O advogado-geral da União, Jorge Messias, intensificou a articulação política no Senado na tentativa de reverter votos contrários e conquistar indecisos na reta final da análise de sua indicação ao Supremo Tribunal Federal (STF). Indicado pelo presidente Luiz Inácio Lula da Silva (PT), Messias enfrenta um cenário de incerteza: enquanto o governo demonstra otimismo, ainda que reconheça uma votação apertada, a oposição avalia que Messias “precisa de um milagre”, já que há uma possibilidade concreta de rejeição — o que seria inédito para um indicado ao Supremo.
Com a sabatina antecipada para 28 de abril e o esvaziamento do Congresso durante o feriado de Tiradentes, Messias concentra esforços nesta semana.

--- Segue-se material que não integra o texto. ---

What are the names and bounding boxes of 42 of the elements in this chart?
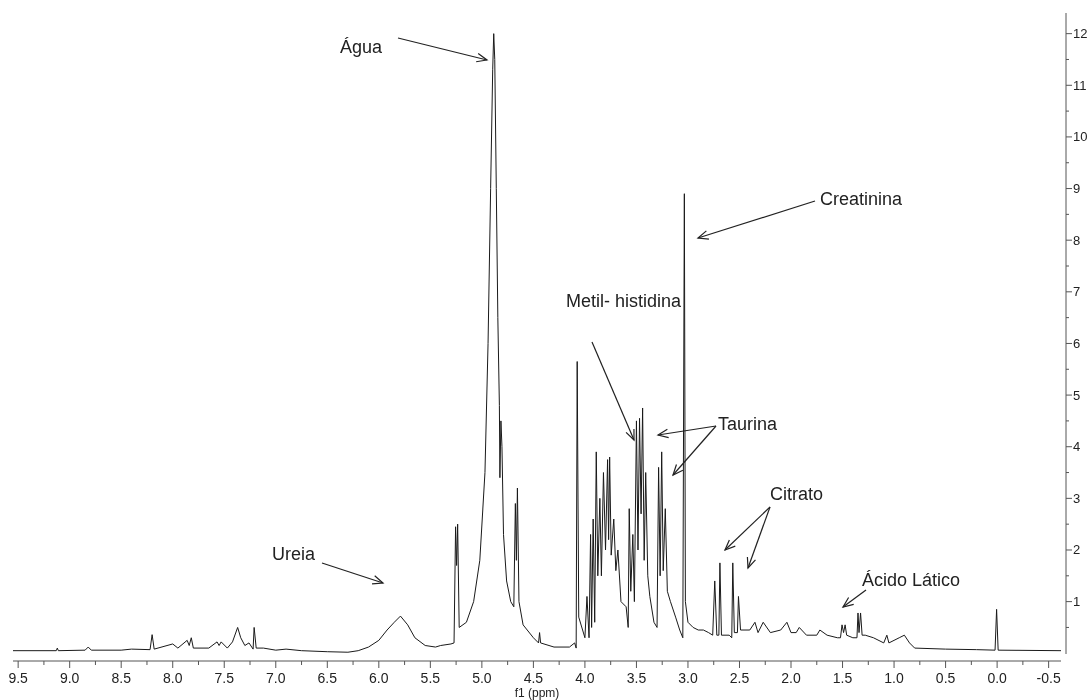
y-tick-label: 3 xyxy=(1073,490,1081,506)
x-tick-label: 4.5 xyxy=(523,670,544,686)
y-tick-label: 2 xyxy=(1073,542,1081,558)
y-tick-label: 9 xyxy=(1073,181,1081,197)
x-axis-title: f1 (ppm) xyxy=(514,686,560,700)
annotation: Creatinina xyxy=(820,189,904,209)
x-tick-label: 4.0 xyxy=(575,670,595,686)
y-tick-label: 10 xyxy=(1073,129,1088,145)
x-tick-label: 2.5 xyxy=(729,670,750,686)
x-tick-label: 1.5 xyxy=(832,670,853,686)
x-tick-label: 7.5 xyxy=(214,670,235,686)
x-tick-label: 0.0 xyxy=(987,670,1008,686)
x-tick-label: 1.0 xyxy=(884,670,904,686)
x-tick-label: 0.5 xyxy=(935,670,956,686)
annotation: Citrato xyxy=(770,484,824,504)
y-tick-label: 7 xyxy=(1073,284,1081,300)
y-tick-label: 12 xyxy=(1073,26,1088,42)
annotation: Metil- histidina xyxy=(566,291,683,311)
x-tick-label: 8.0 xyxy=(162,670,183,686)
x-tick-label: 8.5 xyxy=(111,670,132,686)
annotation: Ureia xyxy=(272,544,316,564)
x-tick-label: 9.0 xyxy=(59,670,80,686)
x-tick-label: 6.0 xyxy=(369,670,389,686)
annotation: Taurina xyxy=(718,414,779,434)
y-tick-label: 5 xyxy=(1073,387,1081,403)
y-tick-label: 1 xyxy=(1073,594,1081,610)
y-tick-label: 11 xyxy=(1073,77,1087,93)
x-tick-label: 3.5 xyxy=(626,670,647,686)
x-tick-label: 9.5 xyxy=(8,670,29,686)
y-tick-label: 6 xyxy=(1073,335,1081,351)
x-tick-label: 7.0 xyxy=(266,670,286,686)
x-tick-label: 2.0 xyxy=(781,670,801,686)
y-tick-label: 4 xyxy=(1073,439,1081,455)
y-tick-label: 8 xyxy=(1073,232,1081,248)
x-tick-label: 6.5 xyxy=(317,670,338,686)
x-tick-label: 3.0 xyxy=(678,670,698,686)
annotation: Água xyxy=(340,37,384,57)
line-series xyxy=(12,33,1062,653)
x-tick-label: 5.0 xyxy=(472,670,492,686)
annotation: Ácido Lático xyxy=(862,570,961,590)
x-tick-label: 5.5 xyxy=(420,670,441,686)
x-tick-label: -0.5 xyxy=(1036,670,1061,686)
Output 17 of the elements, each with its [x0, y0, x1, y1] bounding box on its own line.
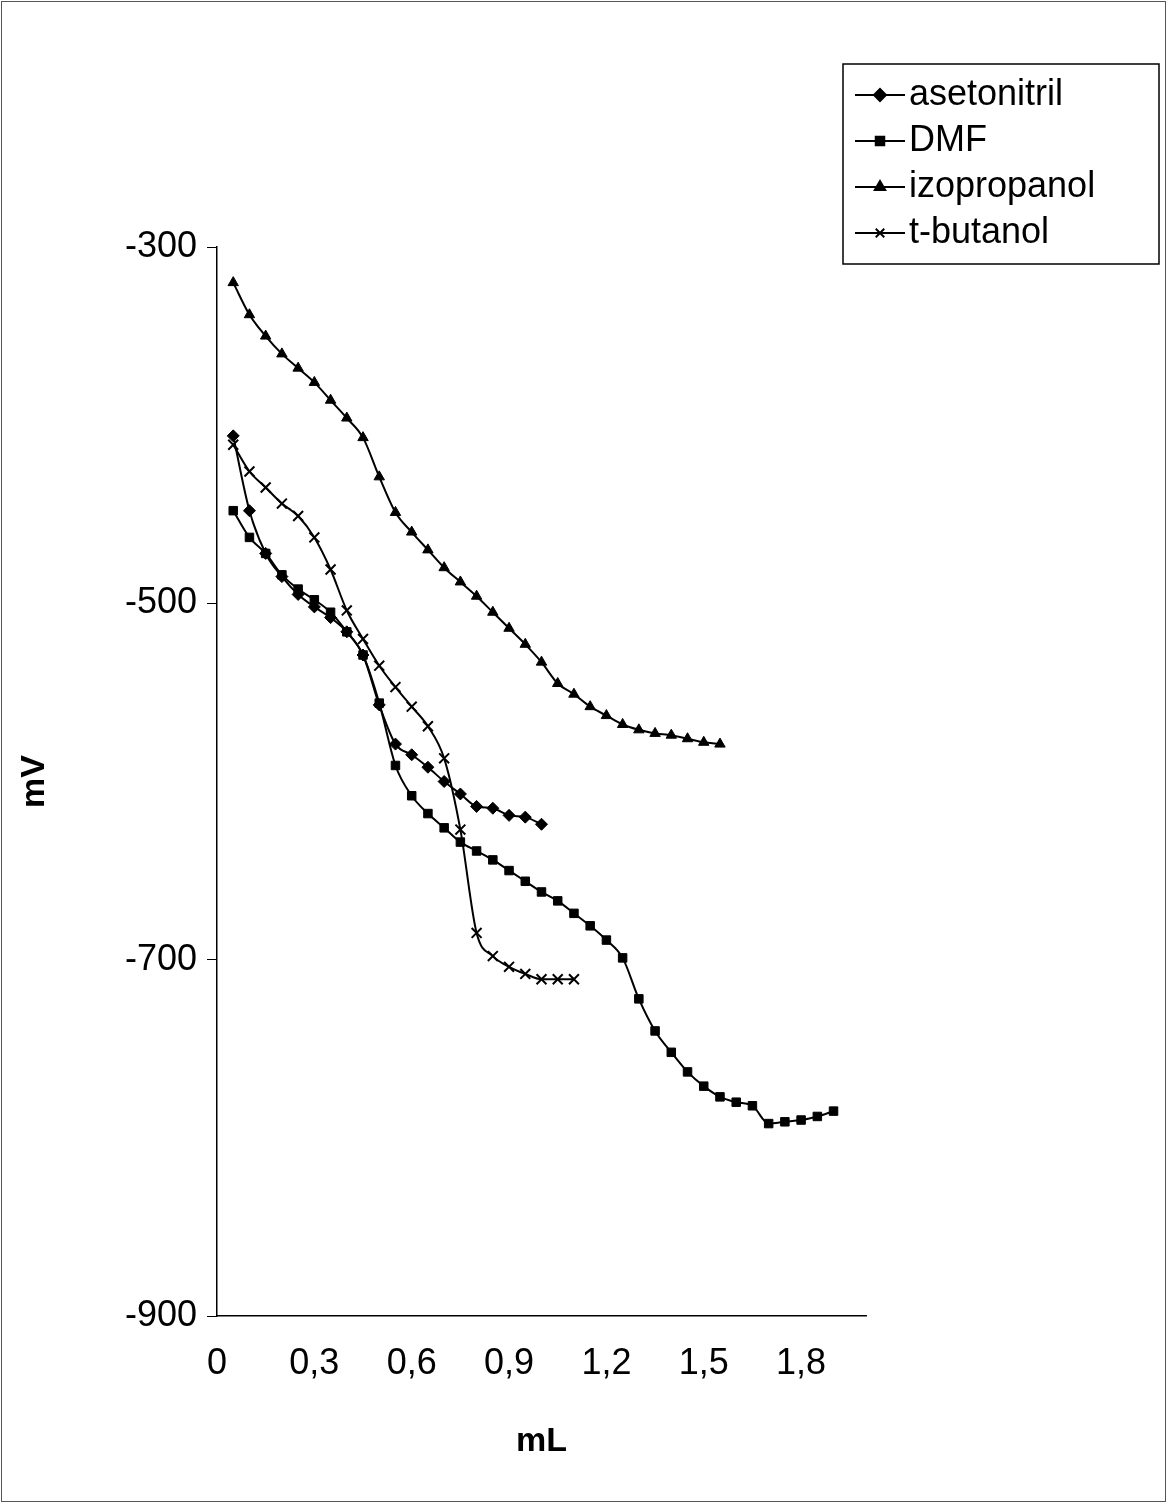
legend-label: DMF	[909, 117, 987, 159]
legend-label: t-butanol	[909, 209, 1050, 251]
x-tick-label: 0,3	[289, 1340, 340, 1382]
y-tick-label: -300	[124, 223, 197, 265]
y-tick-label: -700	[124, 936, 197, 978]
x-tick-label: 0,6	[386, 1340, 437, 1382]
x-tick-label: 1,8	[776, 1340, 827, 1382]
x-tick-label: 1,2	[581, 1340, 632, 1382]
x-axis-title: mL	[516, 1419, 567, 1458]
legend-label: izopropanol	[909, 163, 1096, 205]
x-tick-label: 1,5	[678, 1340, 729, 1382]
x-tick-label: 0	[206, 1340, 228, 1382]
y-axis-title: mV	[12, 754, 51, 808]
y-tick-label: -900	[124, 1292, 197, 1334]
y-tick-label: -500	[124, 580, 197, 622]
x-tick-label: 0,9	[484, 1340, 535, 1382]
legend-label: asetonitril	[909, 71, 1064, 113]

O indicado tem dividido sua agenda entre bater de porta em porta nos gabinetes e reuniões em seu “QG” provisório: o gabinete do relator da indicação, senador Weverton (PDT-MA). O congressista, junto a outros governistas, atua diretamente na articulação, realizando encontros com senadores para consolidar apoio.
As conversas individuais vêm sendo realizadas há semanas. Há cerca de 3 semanas, por exemplo, Messias esteve com o senador Oriovisto Guimarães (PSDB-PR), que afirmou ao Poder360 que, embora a conversa fosse boa, “só vai decidir o voto depois da sabatina”. Nos últimos dias, a ofensiva se intensificou: Messias recebeu a senadora Leila Barros (PDT-DF) na 4ª feira (15.abr.2026) e tem encontro previsto com o senador Romário (PL-RJ) ainda nesta 4ª feira.
O indicado também buscou interlocução com a oposição. Após contato por telefone, reuniu-se com o senador Carlos Portinho (PL-RJ) nesta 4ª feira (15.abr.2026), que classificou o encontro como “cordial”, mas reafirmou voto contrário.
Segundo Portinho, o PL decidiu pelo fechamento de questão —orientação partidária para voto unificado— contra a indicação, medida que, segundo ele, é inédita durante sua liderança.
“Eu tenho o hábito, é da liturgia do cargo, é do respeito à pessoa indicada. Eu recebi todos os indicados para qualquer sabatina, inclusive nas anteriores como a do Paulo Gonet. Eu o recebi e disse que votaria contrário. Pela primeira vez, mais de 5 anos à frente da liderança do PL, foi a única vez em que nós aprovamos esse fechamento de questão. Sempre respeitei a individualidade dos senadores, mas nesse caso havia o interesse da ampla maioria de todos”, declarou.
Em nota conjunta, PL e Novo declararam oposição ao nome de Messias. As siglas afirmam que o momento atual não é adequado para novas nomeações ao STF, citando “instabilidade institucional” e um suposto distanciamento entre a Corte, o Legislativo e a sociedade. Leia o documento na íntegra (PDF – 1,28kb).
“O PL e o NOVO no Senado Federal entende que o atual momento não se mostra adequado para a nomeação de novos membros à Corte. Tal posicionamento decorre da percepção de um cenário de instabilidade institucional, marcado por questionamentos relevantes acerca da atuação do Supremo, bem como pelo distanciamento crescente entre a Corte, o Poder Legislativo e a sociedade brasileira”, diz trecho da nota.
A articulação favorável à indicação, no entanto, não se limita ao meio político. Integrantes do meio jurídico têm atuado como intermediários entre Messias e senadores. O senador Márcio Bittar (PL-AC) relatou ao Poder360 que foi procurado por um conhecido da área jurídica para viabilizar uma conversa com o indicado. Apesar de ter aceitado, Bittar manteve posição contrária e defendeu que uma eventual indicação ao STF seja feita apenas após as eleições de 2026.